“Quanto ao mais, ninguém me moleste; porque eu trago no corpo as marcas de Jesus” (Gl 6.17)
Quase todos nós carregamos marcas pelo corpo. Muitas delas são cicatrizes vindas da infância. É possível até contar um pouco de nossa história através delas: a queda da bicicleta, a queimadura no fogão, o corte com a faca, o encontro com o arame farpado… Alguns mais velhos trazem os sinais que a varíola deixou quando ainda não havia vacina.
Marcas podem ser chamadas de “estigmas” (do gr. Stigmata), como Paulo o fez em Gálatas 6.17, que eram as cicatrizes provocadas por tortura, apedrejamento, ou ferro em brasa para marcar escravos e animais.
Assim como as queimaduras e os cortes deixam seus sinais pelo corpo, é certo que a alma também possui a propriedade de receber marcas, mas ao contrário do corpo, que com o passar do tempo se regenera, muita dor causada na infância ainda permanece viva. São sentimentos que se perpetuam e os anos parece não atenuar. É como se aquelas cicatrizes quisessem ser notadas para dizerem: “olhem o que fizeram comigo”.

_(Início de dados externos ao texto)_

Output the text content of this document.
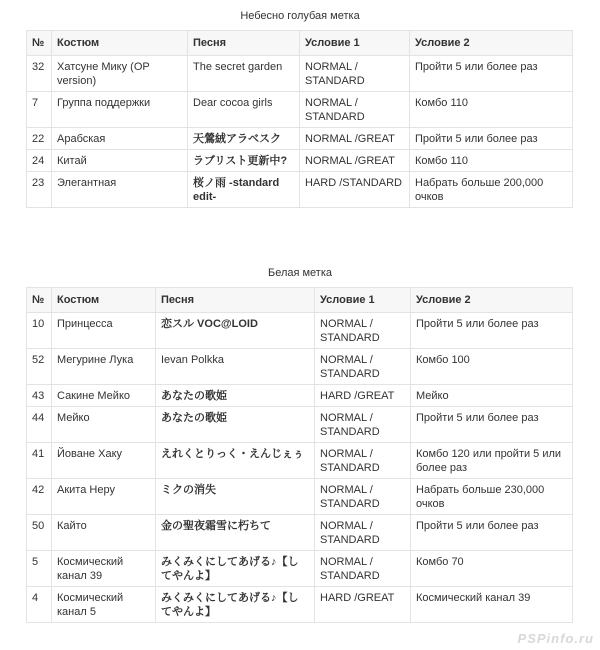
Небесно голубая метка
№	Костюм	Песня	Условие 1	Условие 2
32	Хатсуне Мику (OP version)	The secret garden	NORMAL / STANDARD	Пройти 5 или более раз
7	Группа поддержки	Dear cocoa girls	NORMAL / STANDARD	Комбо 110
22	Арабская	天鶯絨アラベスク	NORMAL /GREAT	Пройти 5 или более раз
24	Китай	ラブリスト更新中?	NORMAL /GREAT	Комбо 110
23	Элегантная	桜ノ雨 -standard edit-	HARD /STANDARD	Набрать больше 200,000 очков
Белая метка
№	Костюм	Песня	Условие 1	Условие 2
10	Принцесса	恋スル VOC@LOID	NORMAL / STANDARD	Пройти 5 или более раз
52	Мегурине Лука	Ievan Polkka	NORMAL / STANDARD	Комбо 100
43	Сакине Мейко	あなたの歌姫	HARD /GREAT	Мейко
44	Мейко	あなたの歌姫	NORMAL / STANDARD	Пройти 5 или более раз
41	Йоване Хаку	えれくとりっく・えんじぇぅ	NORMAL / STANDARD	Комбо 120 или пройти 5 или более раз
42	Акита Неру	ミクの消失	NORMAL / STANDARD	Набрать больше 230,000 очков
50	Кайто	金の聖夜霜雪に朽ちて	NORMAL / STANDARD	Пройти 5 или более раз
5	Космический канал 39	みくみくにしてあげる♪【してやんよ】	NORMAL / STANDARD	Комбо 70
4	Космический канал 5	みくみくにしてあげる♪【してやんよ】	HARD /GREAT	Космический канал 39
PSPinfo.ru
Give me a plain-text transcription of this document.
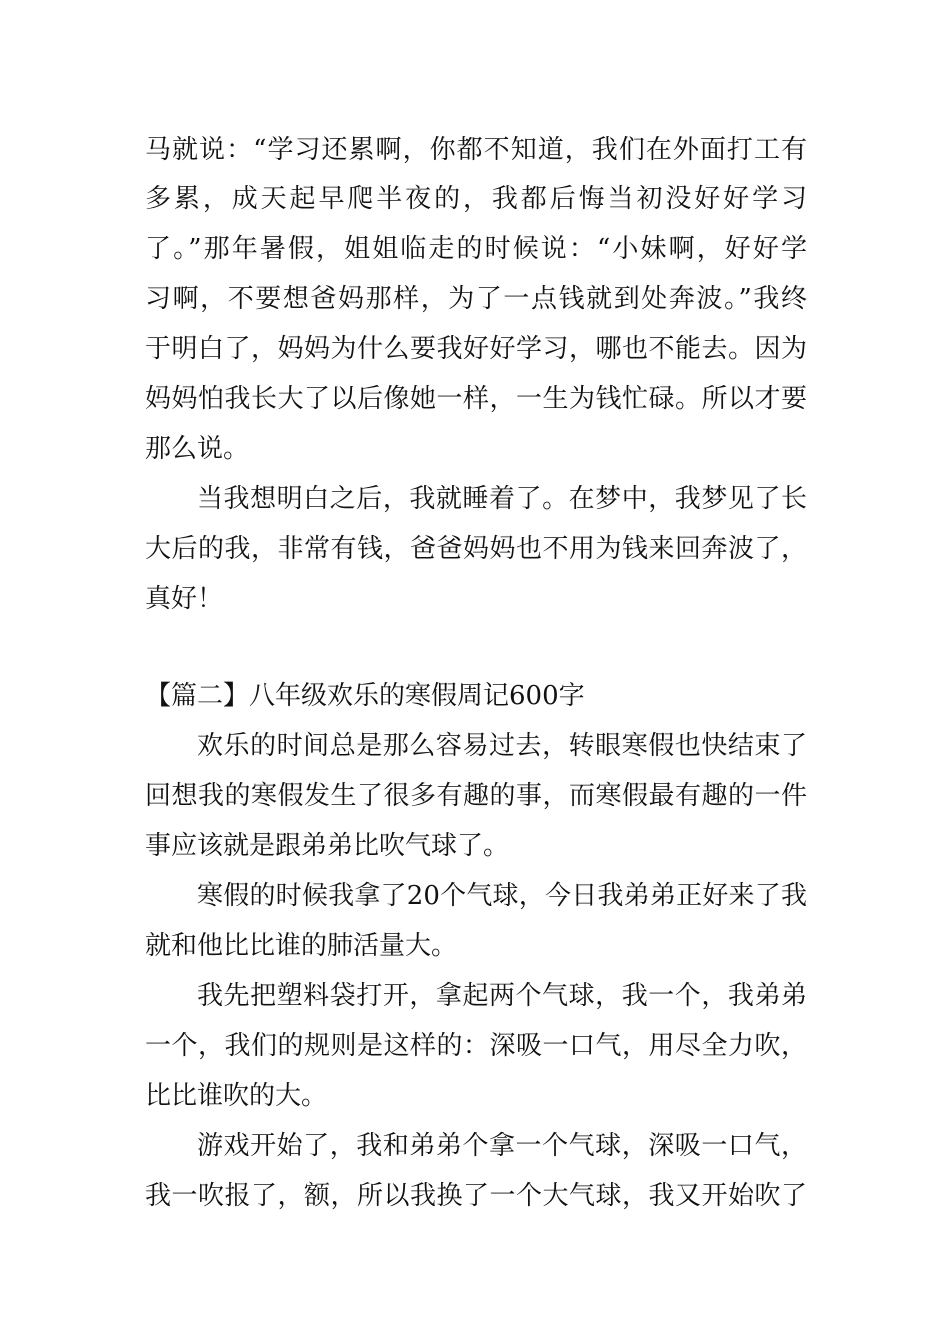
马就说：“学习还累啊，你都不知道，我们在外面打工有
多累，成天起早爬半夜的，我都后悔当初没好好学习
了。”那年暑假，姐姐临走的时候说：“小妹啊，好好学
习啊，不要想爸妈那样，为了一点钱就到处奔波。”我终
于明白了，妈妈为什么要我好好学习，哪也不能去。因为
妈妈怕我长大了以后像她一样，一生为钱忙碌。所以才要
那么说。
当我想明白之后，我就睡着了。在梦中，我梦见了长
大后的我，非常有钱，爸爸妈妈也不用为钱来回奔波了，
真好！
【篇二】八年级欢乐的寒假周记600字
欢乐的时间总是那么容易过去，转眼寒假也快结束了
回想我的寒假发生了很多有趣的事，而寒假最有趣的一件
事应该就是跟弟弟比吹气球了。
寒假的时候我拿了20个气球，今日我弟弟正好来了我
就和他比比谁的肺活量大。
我先把塑料袋打开，拿起两个气球，我一个，我弟弟
一个，我们的规则是这样的：深吸一口气，用尽全力吹，
比比谁吹的大。
游戏开始了，我和弟弟个拿一个气球，深吸一口气，
我一吹报了，额，所以我换了一个大气球，我又开始吹了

Se a cicatriz só marcou o corpo, tempos depois somos capazes de rir, pois a dor ficou perdida no passado, mas se ela atingiu a alma, qualquer lembrança do fato faz despertar todo o desespero que causou. E o que é pior: por conta da associação simbólica, aquele que feriu adquire novos rostos, e isso faz com que se continue lutando contra pessoas que não foram exatamente aquelas que causaram a dor.

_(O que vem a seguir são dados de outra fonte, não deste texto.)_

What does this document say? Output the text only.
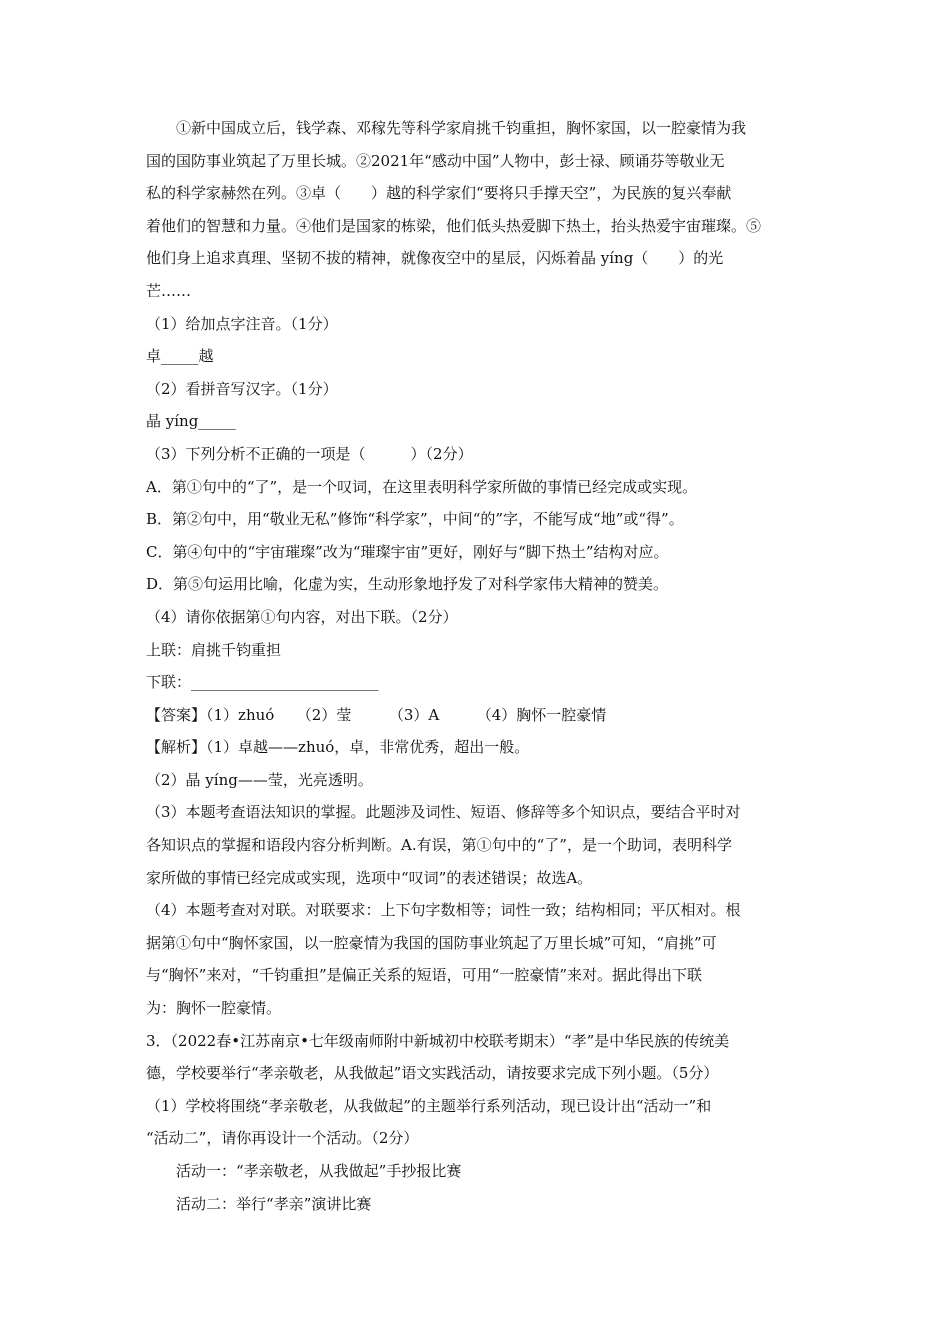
①新中国成立后，钱学森、邓稼先等科学家肩挑千钧重担，胸怀家国，以一腔豪情为我
国的国防事业筑起了万里长城。②2021年“感动中国”人物中，彭士禄、顾诵芬等敬业无
私的科学家赫然在列。③卓（　　）越的科学家们“要将只手撑天空”，为民族的复兴奉献
着他们的智慧和力量。④他们是国家的栋梁，他们低头热爱脚下热土，抬头热爱宇宙璀璨。⑤
他们身上追求真理、坚韧不拔的精神，就像夜空中的星辰，闪烁着晶 yíng（　　）的光
芒……
（1）给加点字注音。（1分）
卓_____越
（2）看拼音写汉字。（1分）
晶 yíng_____
（3）下列分析不正确的一项是（　　　）（2分）
A．第①句中的“了”，是一个叹词，在这里表明科学家所做的事情已经完成或实现。
B．第②句中，用“敬业无私”修饰“科学家”，中间“的”字，不能写成“地”或“得”。
C．第④句中的“宇宙璀璨”改为“璀璨宇宙”更好，刚好与“脚下热土”结构对应。
D．第⑤句运用比喻，化虚为实，生动形象地抒发了对科学家伟大精神的赞美。
（4）请你依据第①句内容，对出下联。（2分）
上联：肩挑千钧重担
下联：_________________________
【答案】（1）zhuó　　（2）莹　　　（3）A　　　（4）胸怀一腔豪情
【解析】（1）卓越——zhuó，卓，非常优秀，超出一般。
（2）晶 yíng——莹，光亮透明。
（3）本题考查语法知识的掌握。此题涉及词性、短语、修辞等多个知识点，要结合平时对
各知识点的掌握和语段内容分析判断。A.有误，第①句中的“了”，是一个助词，表明科学
家所做的事情已经完成或实现，选项中“叹词”的表述错误；故选A。
（4）本题考查对对联。对联要求：上下句字数相等；词性一致；结构相同；平仄相对。根
据第①句中“胸怀家国，以一腔豪情为我国的国防事业筑起了万里长城”可知，“肩挑”可
与“胸怀”来对，“千钧重担”是偏正关系的短语，可用“一腔豪情”来对。据此得出下联
为：胸怀一腔豪情。
3．（2022春•江苏南京•七年级南师附中新城初中校联考期末）“孝”是中华民族的传统美
德，学校要举行“孝亲敬老，从我做起”语文实践活动，请按要求完成下列小题。（5分）
（1）学校将围绕“孝亲敬老，从我做起”的主题举行系列活动，现已设计出“活动一”和
“活动二”，请你再设计一个活动。（2分）
活动一：“孝亲敬老，从我做起”手抄报比赛
活动二：举行“孝亲”演讲比赛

Conseqüência: muitas oportunidades são perdidas com medo de reviver a dor de um fracasso passado. Outros fecham o seu coração para um relacionamento afetivo para não correr o risco de que sejam abandonados novamente.
Por que reagimos assim? É o sentimento de vergonha ou humilhação que não quer ser repetido. É como se a alma tivesse feito um juramento: “nunca mais farão isso comigo outra vez”.
O que fazer com marcas tão profundas? Dê de ombros, viva a vida que Deus lhe deu, olhando para a frente. Não precisa negá-las, apenas saiba que elas estão ali. Faz parte de sua história, é verdade, mas não lhes conceda o direito de direcioná-lo pelo resto de seus dias – são péssimas conselheiras. Lembre-se das mães dizendo: “Não fique mexendo na ferida para não infeccionar”.
Cicatrizes apontam para lutas, e algumas delas levam a marca divina. Foi um perturbado Jacó que teve no vau de Jaboque um embate que mudou sua história. Depois de uma madrugada de luta deixou aquele riacho com um novo nome, mas como ninguém sai incólume de um encontro com Deus, ele também foi embora para casa manquejando duma coxa (Gn 32.31), uma cicatriz que possivelmente levou para o resto da vida.
Não sei em quais áreas de sua vida há cicatrizes, mas Deus conhece cada pedaço do seu ser e Ele sabe. Quasímodo, o corcunda de Notre Dame isolava-se para não expor suas deformações. Esconder-se e viver defensivamente parecem ser características comuns de quem se sente ferido. Mas em Cristo, somos libertados desses sentimentos, e podemos dizer como o apóstolo:
“Pela graça de Deus, sou o que sou” (1Co 15.10). Com cicatriz e tudo.